LE PAYS-BASQUE : une exception économique ?

 

Nous en parlions vendredi lors de notre réunion mensuelle de la CPC Pays-Basque. Tout ne va pas si mal que cela pour nos entreprises Basques !

Le Figaro s’en fait l’Echo (je sais le jeu de mots est facile)

Un solde d’exportation positif et un système fiscal avantageux ont permis de retarder les effets de la récession qui touchent gravement le reste de l’Espagne.

Bilbao est une ville entourée de montagnes. Dans certains quartiers, le relief est si prononcé qu’il faut une bonne condition physique pour y accéder à pied. Qu’à cela ne tienne: les habitants économisent leurs mollets grâce à des escalators installés en pleine rue. En 2010, le maire plaisantait même : «On nous demande des escalators comme si c’était des petits pains. Mais ils sont très chers, nous devons être sélectifs!»

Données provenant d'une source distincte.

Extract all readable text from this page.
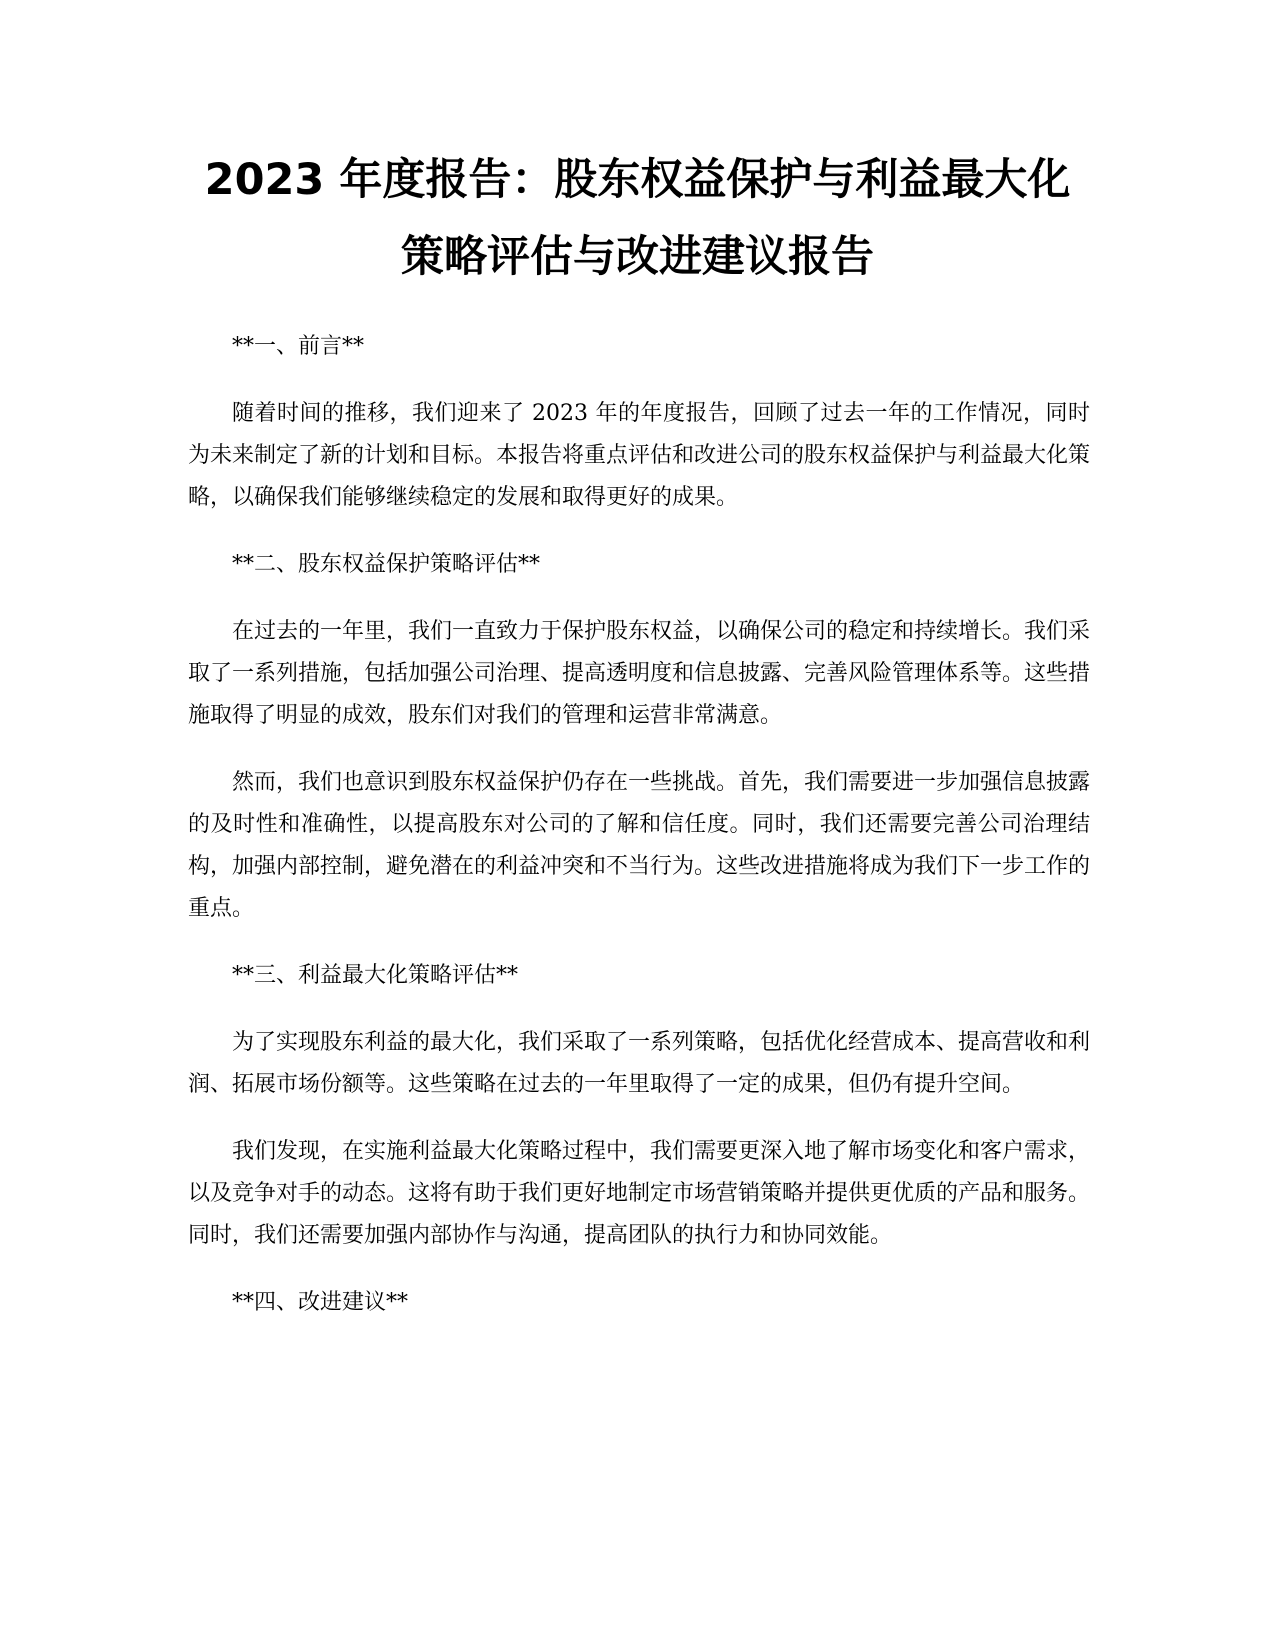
2023 年度报告：股东权益保护与利益最大化
策略评估与改进建议报告

**一、前言**

随着时间的推移，我们迎来了 2023 年的年度报告，回顾了过去一年的工作情况，同时为未来制定了新的计划和目标。本报告将重点评估和改进公司的股东权益保护与利益最大化策略，以确保我们能够继续稳定的发展和取得更好的成果。

**二、股东权益保护策略评估**

在过去的一年里，我们一直致力于保护股东权益，以确保公司的稳定和持续增长。我们采取了一系列措施，包括加强公司治理、提高透明度和信息披露、完善风险管理体系等。这些措施取得了明显的成效，股东们对我们的管理和运营非常满意。

然而，我们也意识到股东权益保护仍存在一些挑战。首先，我们需要进一步加强信息披露的及时性和准确性，以提高股东对公司的了解和信任度。同时，我们还需要完善公司治理结构，加强内部控制，避免潜在的利益冲突和不当行为。这些改进措施将成为我们下一步工作的重点。

**三、利益最大化策略评估**

为了实现股东利益的最大化，我们采取了一系列策略，包括优化经营成本、提高营收和利润、拓展市场份额等。这些策略在过去的一年里取得了一定的成果，但仍有提升空间。

我们发现，在实施利益最大化策略过程中，我们需要更深入地了解市场变化和客户需求，以及竞争对手的动态。这将有助于我们更好地制定市场营销策略并提供更优质的产品和服务。同时，我们还需要加强内部协作与沟通，提高团队的执行力和协同效能。

**四、改进建议**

En Euskadi, les aides au logement, les bourses d’étude et le RMI régional sont plus généreux qu’ailleurs. Le Pays basque dépense 773 euros par an et par habitant en prestations sociales, un record national. Le taux de chômage (entre 12 % et 15 %, selon les indicateurs) est le plus bas du pays, il représente la moitié de la moyenne espagnole qui se situe rappelons-le dans les 25% de la population active ! Quant au PIB, il s’est établi à 31.288 euros par habitant en 2011, le niveau le plus élevé du pays.

Dans cette Espagne économiquement déprimée, existerait-il une oasis basque?

Le modèle industriel présente en tout cas des spécificités. L’industrie a plus de poids au Pays basque et se sauve grâce aux exportations. On pense bien sûr à Mondragon, fer de lance de cette économie dont le modèle participatif est un autre rempart contre la crise.

Le secteur de la construction, en revanche, reste bien en retrait avec 10 % du PIB au lieu de 15 % et les conséquences sont de tout premier ordre quand on sait que l’Espagne a misé fortement ces dernières années sur ce secteur créateur d’emplois. Or, la moitié des 3 millions de chômeurs additionnels en Espagne, ceux dus à la crise, s’explique justement par l’effondrement de la mise en construction. Il suffit de se rendre à San Sebastian pour constater une entrée de ville encore partiellement en friche immobilière…

Des alternatives à l’austérité

Du côté du gouvernement sortant on en retire une fierté toute méritée. Pour la conseillère régionale de l’Éducation, «nous avons défendu des alternatives à l’austérité à tout va. Alors qu’en Espagne l’investissement dans la recherche a baissé de 25 %, nous, nous l’avons augmenté de 37 %. En établissant des priorités, nous avons réussi à ne pas réduire les dépenses dans la santé et dans l’éducation.»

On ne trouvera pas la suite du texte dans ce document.